— Appeal from a judgment of the Ontario County Court (William F. Kocher, J.), rendered April 3, 2009. The judgment convicted defendant, upon his plea of guilty, of criminal sale of a controlled substance in the fourth degree (three counts), criminal sale of a controlled substance in the third degree, and criminal possession of a controlled substance in the fifth degree.
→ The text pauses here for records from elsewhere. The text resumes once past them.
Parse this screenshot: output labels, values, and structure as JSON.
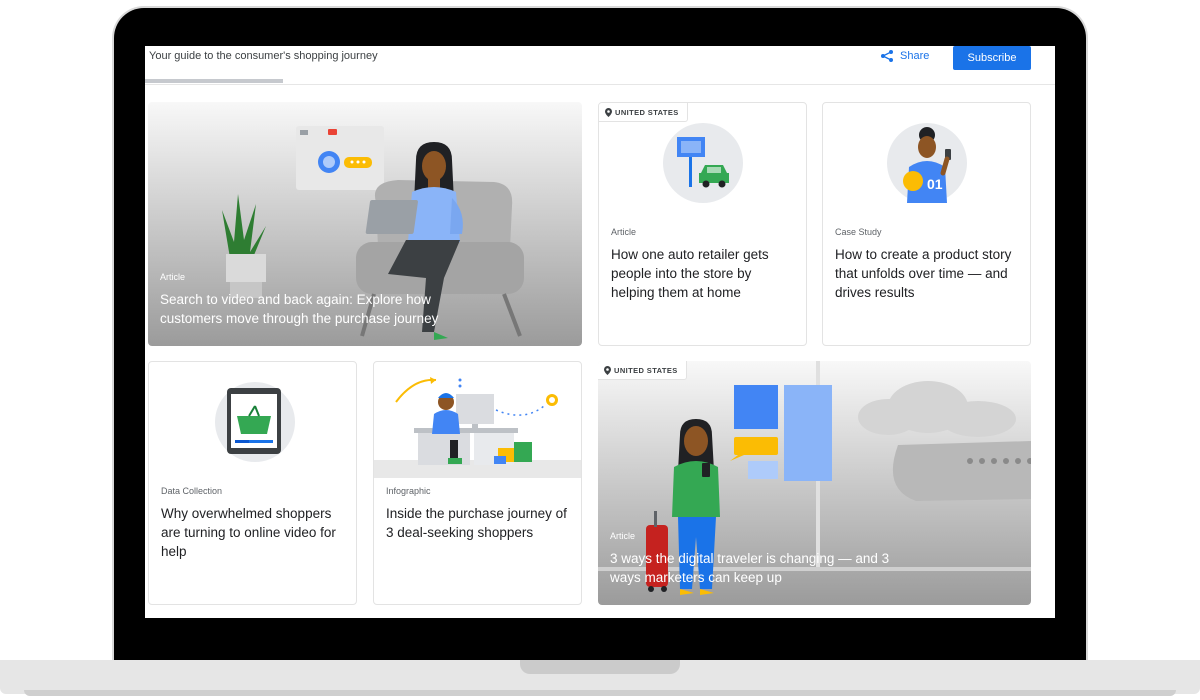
{
  "header": {
    "tagline": "Your guide to the consumer's shopping journey",
    "share_label": "Share",
    "subscribe_label": "Subscribe"
  },
  "cards": [
    {
      "category": "Article",
      "title": "Search to video and back again: Explore how customers move through the purchase journey"
    },
    {
      "badge": "UNITED STATES",
      "category": "Article",
      "title": "How one auto retailer gets people into the store by helping them at home"
    },
    {
      "category": "Case Study",
      "title": "How to create a product story that unfolds over time — and drives results"
    },
    {
      "category": "Data Collection",
      "title": "Why overwhelmed shoppers are turning to online video for help"
    },
    {
      "category": "Infographic",
      "title": "Inside the purchase journey of 3 deal-seeking shoppers"
    },
    {
      "badge": "UNITED STATES",
      "category": "Article",
      "title": "3 ways the digital traveler is changing — and 3 ways marketers can keep up"
    }
  ],
  "illustration_text": {
    "jersey_number": "01"
  },
  "colors": {
    "accent": "#1a73e8",
    "plant_green": "#2e7d32",
    "car_green": "#34a853",
    "badge_text": "#3c4043"
  }
}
It is hereby ordered that the judgment so appealed from is unanimously affirmed.
Memorandum: On appeal from a judgment convicting him *1301upon his plea of guilty of, inter alia, criminal sale of a controlled substance in the third degree (Penal Law § 220.39 [1]), defendant contends that his plea was not voluntarily entered inasmuch as he entered the plea because of the length of his pre-plea incarceration and his desire to obtain medical treatment in a state prison. “[Defendant failed to preserve that challenge for our review by moving to withdraw his plea or [raising that ground in his motion to] vacate the judgment of conviction” (People v Cloyd, 78 AD3d 1669, 1670 [2010]). We reject defendant’s contention that this is one of those rare cases in which the exception to the preservation requirement applies (see People v Lopez, 71 NY2d 662, 666 [1988]). The record establishes that County Court, “when confronted with statements casting significant doubt upon [the voluntariness of the plea], properly conducted further inquiry to ensure that [the] plea was . . . voluntary” (id. at 667-668; see People v High, 46 AD3d 1435 [2007], lv denied 10 NY3d 812 [2008]). The sentence is not unduly harsh or severe. Present — Centra, J.P., Carni, Lindley, Green and Gorski, JJ.